Oh, and yes, I'm working in the field of entanglement, so I know what I'm speaking about.

But I absolutely like the following statement from the article:

"Hang on, what's quantum entanglement when it's at home?
I was afraid you were going to ask."

I hope the above explanation is understandable ...

Re:It is very annoying that sentences start...

[maxwell+demon]

The pages are entangled.

Re:Weather Prediction?

[Comrade+Ogilvy]

Won't happen. While better computers help to some degree and building better models helps even more, weather is fundamentally a chaotic system. There is a hard upper limit based on the quantity and accuracy of the data. An exponential increase in overall quality of data yields a linear increase in the quality of the prediction.

To make up some numbers to illustrate the point...So if we have 10^4 weather stations to have 48 hours of good accuracy, it might take 10^5 weather stations to achieve 60 hours of good accuracy, assuming that you have all the computing power you could possible want in the first place.

Re:One major mistake

Note that not everyone rejects hidden variables. Claiming that QM implies a non-deterministic universe because of the absence of hidden variables is in fact subtly wrong. The dominant interpretation of QM (which claims the nonexistence of hidden variables) *assumes* nondeterminism, it doesn't conclude it. You can find a complete quote on the Wikipedia page for Superdeterminism, but there was an assumption in the design of the EPR experiment that assumed non-determinism as a means of preserving the free will of the experimenters. In other words they mixed philosophy into science then got freaky weird results, and now most of their followers fail to consider the possibility of a causal link between the two.

Re:Are quantum computers Turing machines?

[maxwell+demon]

The set of problems you can in principle solve with a quantum computer is exactly the same as you can solve with classical computers. The best proof of this is that you can simulate a quantum computer with a classical computer (and vice versa). However, as far as we know you cannot simulate a quantum computer on a classical computer in polynomial time.

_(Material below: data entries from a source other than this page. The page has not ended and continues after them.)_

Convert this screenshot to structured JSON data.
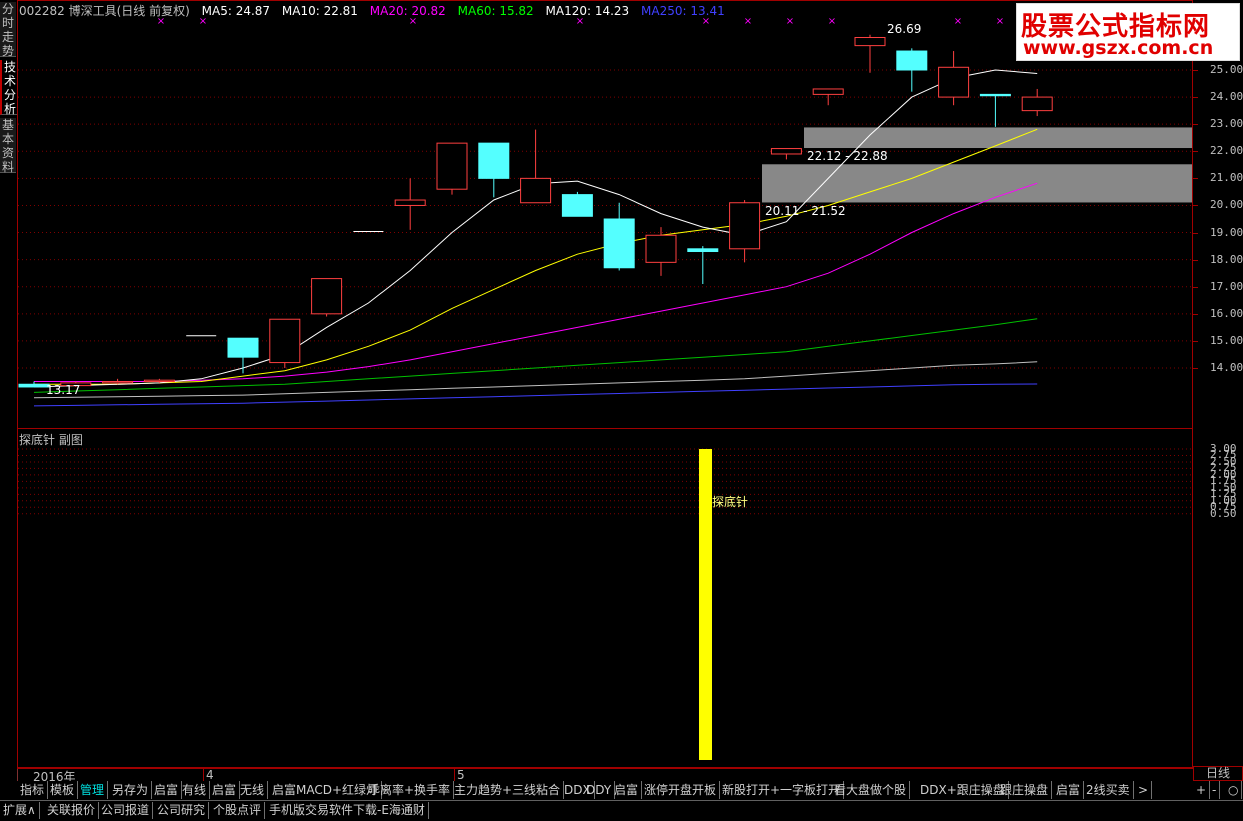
{
  "side_tabs": [
    {
      "label": "分时走势"
    },
    {
      "label": "技术分析"
    },
    {
      "label": "基本资料"
    }
  ],
  "header": {
    "stock": "002282 博深工具(日线 前复权)",
    "ma5": "MA5: 24.87",
    "ma10": "MA10: 22.81",
    "ma20": "MA20: 20.82",
    "ma60": "MA60: 15.82",
    "ma120": "MA120: 14.23",
    "ma250": "MA250: 13.41"
  },
  "colors": {
    "ma5": "#ffffff",
    "ma10": "#ffff00",
    "ma20": "#ff00ff",
    "ma60": "#00c000",
    "ma120": "#c0c0c0",
    "ma250": "#4040ff",
    "up": "#ff4040",
    "down": "#54ffff",
    "grid": "#800000"
  },
  "price_axis": [
    "25.00",
    "24.00",
    "23.00",
    "22.00",
    "21.00",
    "20.00",
    "19.00",
    "18.00",
    "17.00",
    "16.00",
    "15.00",
    "14.00"
  ],
  "annotations": {
    "high": "26.69",
    "low": "13.17",
    "zone_upper": "22.12 - 22.88",
    "zone_lower": "20.11 - 21.52"
  },
  "candles": [
    {
      "o": 13.4,
      "h": 13.5,
      "l": 13.3,
      "c": 13.3
    },
    {
      "o": 13.35,
      "h": 13.5,
      "l": 13.3,
      "c": 13.45
    },
    {
      "o": 13.45,
      "h": 13.6,
      "l": 13.4,
      "c": 13.5
    },
    {
      "o": 13.5,
      "h": 13.6,
      "l": 13.45,
      "c": 13.55
    },
    {
      "o": 15.19,
      "h": 15.19,
      "l": 15.19,
      "c": 15.19
    },
    {
      "o": 15.1,
      "h": 15.1,
      "l": 13.8,
      "c": 14.4
    },
    {
      "o": 14.2,
      "h": 15.8,
      "l": 14.0,
      "c": 15.8
    },
    {
      "o": 16.0,
      "h": 17.3,
      "l": 15.9,
      "c": 17.3
    },
    {
      "o": 19.04,
      "h": 19.04,
      "l": 19.04,
      "c": 19.04
    },
    {
      "o": 20.0,
      "h": 21.0,
      "l": 19.1,
      "c": 20.2
    },
    {
      "o": 20.6,
      "h": 22.3,
      "l": 20.4,
      "c": 22.3
    },
    {
      "o": 22.3,
      "h": 22.3,
      "l": 20.3,
      "c": 21.0
    },
    {
      "o": 20.1,
      "h": 22.8,
      "l": 20.1,
      "c": 21.0
    },
    {
      "o": 20.4,
      "h": 20.5,
      "l": 19.6,
      "c": 19.6
    },
    {
      "o": 19.5,
      "h": 20.1,
      "l": 17.6,
      "c": 17.7
    },
    {
      "o": 17.9,
      "h": 19.2,
      "l": 17.4,
      "c": 18.9
    },
    {
      "o": 18.4,
      "h": 18.5,
      "l": 17.1,
      "c": 18.3
    },
    {
      "o": 18.4,
      "h": 20.2,
      "l": 17.9,
      "c": 20.1
    },
    {
      "o": 21.9,
      "h": 22.1,
      "l": 21.7,
      "c": 22.1
    },
    {
      "o": 24.1,
      "h": 24.3,
      "l": 23.7,
      "c": 24.3
    },
    {
      "o": 25.9,
      "h": 26.3,
      "l": 24.9,
      "c": 26.2
    },
    {
      "o": 25.7,
      "h": 25.8,
      "l": 24.2,
      "c": 25.0
    },
    {
      "o": 24.0,
      "h": 25.7,
      "l": 23.7,
      "c": 25.1
    },
    {
      "o": 24.1,
      "h": 24.1,
      "l": 22.9,
      "c": 24.05
    },
    {
      "o": 23.5,
      "h": 24.3,
      "l": 23.3,
      "c": 24.0
    }
  ],
  "ma5_line": [
    13.3,
    13.35,
    13.4,
    13.45,
    13.6,
    14.0,
    14.5,
    15.5,
    16.4,
    17.6,
    19.0,
    20.2,
    20.8,
    20.9,
    20.4,
    19.7,
    19.2,
    18.9,
    19.4,
    21.0,
    22.6,
    24.0,
    24.7,
    25.0,
    24.87
  ],
  "ma10_line": [
    13.4,
    13.4,
    13.4,
    13.45,
    13.5,
    13.7,
    13.9,
    14.3,
    14.8,
    15.4,
    16.2,
    16.9,
    17.6,
    18.2,
    18.6,
    18.9,
    19.1,
    19.3,
    19.6,
    20.0,
    20.5,
    21.0,
    21.6,
    22.2,
    22.81
  ],
  "ma20_line": [
    13.5,
    13.5,
    13.5,
    13.5,
    13.55,
    13.6,
    13.7,
    13.85,
    14.05,
    14.3,
    14.6,
    14.9,
    15.2,
    15.5,
    15.8,
    16.1,
    16.4,
    16.7,
    17.0,
    17.5,
    18.2,
    19.0,
    19.7,
    20.3,
    20.82
  ],
  "ma60_line": [
    13.1,
    13.15,
    13.2,
    13.25,
    13.3,
    13.35,
    13.4,
    13.5,
    13.6,
    13.7,
    13.8,
    13.9,
    14.0,
    14.1,
    14.2,
    14.3,
    14.4,
    14.5,
    14.6,
    14.8,
    15.0,
    15.2,
    15.4,
    15.6,
    15.82
  ],
  "ma120_line": [
    12.9,
    12.92,
    12.94,
    12.96,
    12.98,
    13.0,
    13.05,
    13.1,
    13.15,
    13.2,
    13.25,
    13.3,
    13.35,
    13.4,
    13.45,
    13.5,
    13.55,
    13.6,
    13.7,
    13.8,
    13.9,
    14.0,
    14.1,
    14.15,
    14.23
  ],
  "ma250_line": [
    12.6,
    12.62,
    12.64,
    12.66,
    12.68,
    12.7,
    12.74,
    12.78,
    12.82,
    12.86,
    12.9,
    12.94,
    12.98,
    13.02,
    13.06,
    13.1,
    13.14,
    13.18,
    13.22,
    13.26,
    13.3,
    13.34,
    13.38,
    13.4,
    13.41
  ],
  "indicator": {
    "title": "探底针 副图",
    "signal_label": "探底针",
    "axis": [
      "3.00",
      "2.75",
      "2.50",
      "2.25",
      "2.00",
      "1.75",
      "1.50",
      "1.25",
      "1.00",
      "0.75",
      "0.50"
    ],
    "signal_value": 3.0,
    "signal_index": 16
  },
  "date_axis": {
    "year": "2016年",
    "m4": "4",
    "m5": "5"
  },
  "period": "日线",
  "toolbar": [
    "指标",
    "模板",
    "管理",
    "另存为",
    "启富",
    "有线",
    "启富",
    "无线",
    "启富MACD+红绿灯",
    "乖离率+换手率",
    "主力趋势+三线粘合",
    "DDX",
    "DDY",
    "启富",
    "涨停开盘开板",
    "新股打开+一字板打开",
    "看大盘做个股",
    "DDX+跟庄操盘",
    "跟庄操盘",
    "启富",
    "2线买卖",
    ">"
  ],
  "toolbar_right": [
    "+",
    "-",
    "○"
  ],
  "statusbar": [
    "扩展∧",
    "关联报价",
    "公司报道",
    "公司研究",
    "个股点评",
    "手机版交易软件下载-E海通财"
  ],
  "watermark": {
    "line1": "股票公式指标网",
    "line2": "www.gszx.com.cn"
  }
}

Re:Are quantum computers Turing machines?

[FrangoAssado]

Quantum computers only offer better speeds; a quantum computer can always be simulated by a classical computer. However, storage and run time of the simulation grows exponentially with the size of the quantum computer being simulated, so this is not feasible in practice.

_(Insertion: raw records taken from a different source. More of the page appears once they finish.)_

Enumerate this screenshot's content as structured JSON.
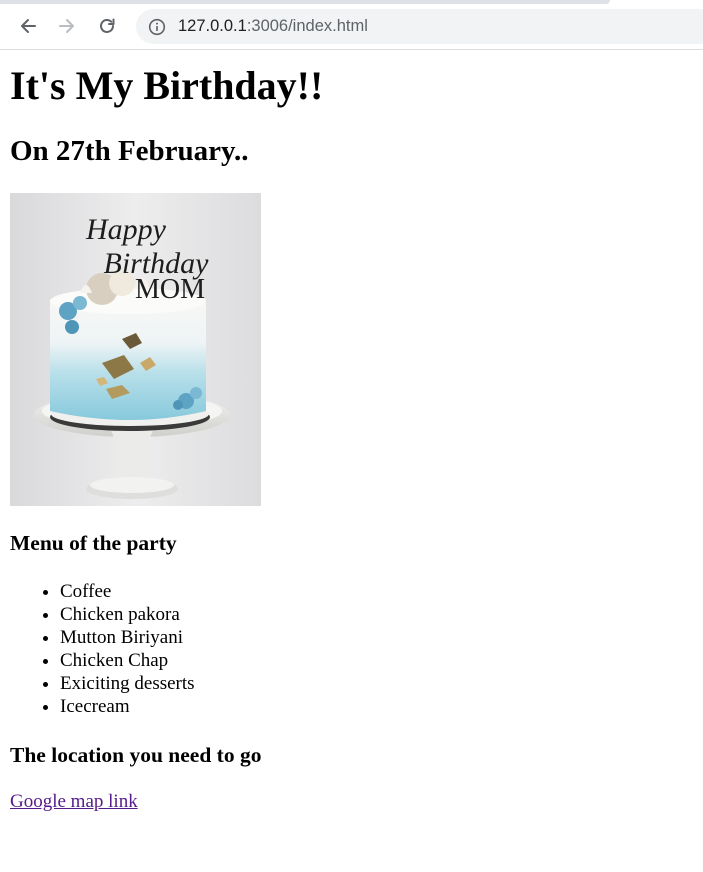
{
  "browser": {
    "url_host": "127.0.0.1",
    "url_rest": ":3006/index.html",
    "icons": [
      "back-arrow-icon",
      "forward-arrow-icon",
      "reload-icon",
      "info-icon"
    ]
  },
  "page": {
    "title": "It's My Birthday!!",
    "date": "On 27th February..",
    "cake_image": {
      "topper_line1": "Happy",
      "topper_line2": "Birthday",
      "topper_line3": "MOM"
    },
    "menu_heading": "Menu of the party",
    "menu_items": [
      "Coffee",
      "Chicken pakora",
      "Mutton Biriyani",
      "Chicken Chap",
      "Exiciting desserts",
      "Icecream"
    ],
    "location_heading": "The location you need to go",
    "map_link": "Google map link",
    "colors": {
      "link_visited": "#551a8b",
      "text": "#000000"
    }
  }
}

The reverse is also true. A quantum computer (when/if built) will be able to run any classical algorithm, since it's possible to implement a classical NAND gate using quantum gates. It'd be a huge waste, however, to use quantum gates this way.

Re:One major mistake

[u17]

I find non-determinism to be stranger. In a deterministic world, you can always ask what caused anything that you observe. In a non-deterministic world, you observe something, and apparently it happened without a cause, it could have just as well been one of several other outcomes. If you accept non-determinism, it's not free will that results, it's that your will is governed by random chance and not by cause and effect.